Peters has received international research grants supporting projects on reproductive care, seed preservation, and beekeeping in London, UK. She has held technician and teaching roles at Anderson Ranch Arts Center (Snowmass Village, CO), Lillstreet Art Center (Chicago, IL) and Grinnell College (Grinnell, IA). Peters has been awarded residencies at laRex l’Atelier (St. Raphael, France), the inaugural CIRCA Exchange (Boulder, CO), Vermont Studio Center (Johnson, VT), and the Archie Bray Foundation for the Ceramic Arts (Helena, MT).


My research explores inherited secrets within the home – whispers, warnings, and old wives’ tales passed down to protect future generations. I reference domestic interiors, decorative arts, and gardens to explore ideas of matrilineal knowledge and secret-keeping as a tool for survival.
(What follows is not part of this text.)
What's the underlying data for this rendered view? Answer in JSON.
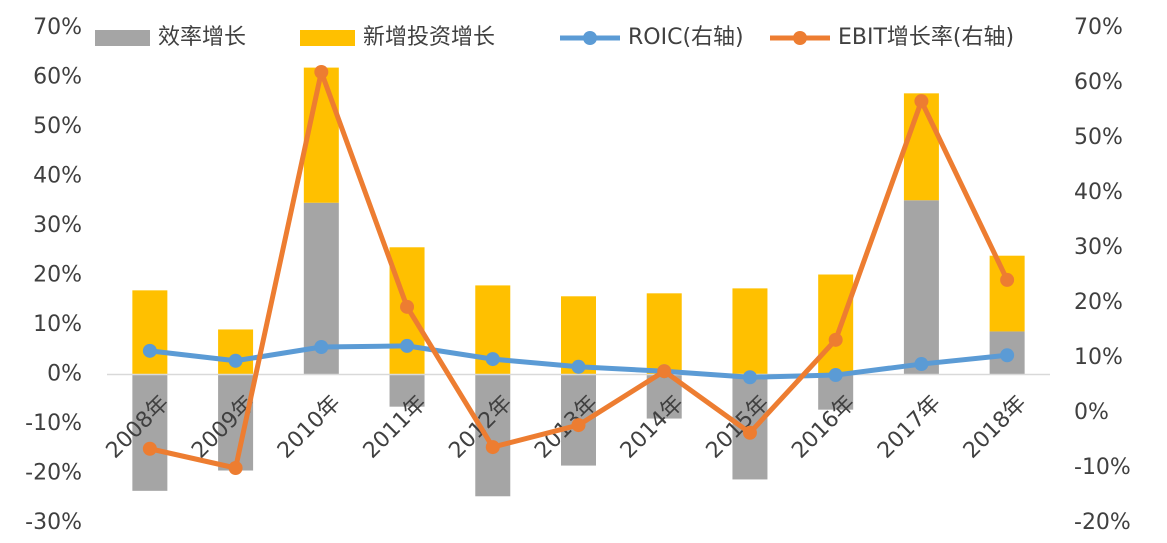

Women have long carried underappreciated domestic roles, sharing unspoken rules to survive and protect one another. We whisper warnings of danger around us – those that grow in grass or sleep next to us at night. We share seeds to make tea when clinics will no longer offer care. We swap recipes to calm symptoms when doctors don’t believe our pain. We walk each other home when the night is too dark. The whispers, often dismissed as fruitless gossip, offer a veil of care, a camouflage to hide in plain sight.

I build interactive ceramic jars and furniture to conceal items commonly used by myself, and people back hundreds of years that may now or one day be illicit: contraceptives, abortifacient herbs, recipes, books. The floral patterns protect the sculptures by harnessing the usual dismissal of decoration and femininity throughout history. I offer my inherited secrets and stories for a future generation.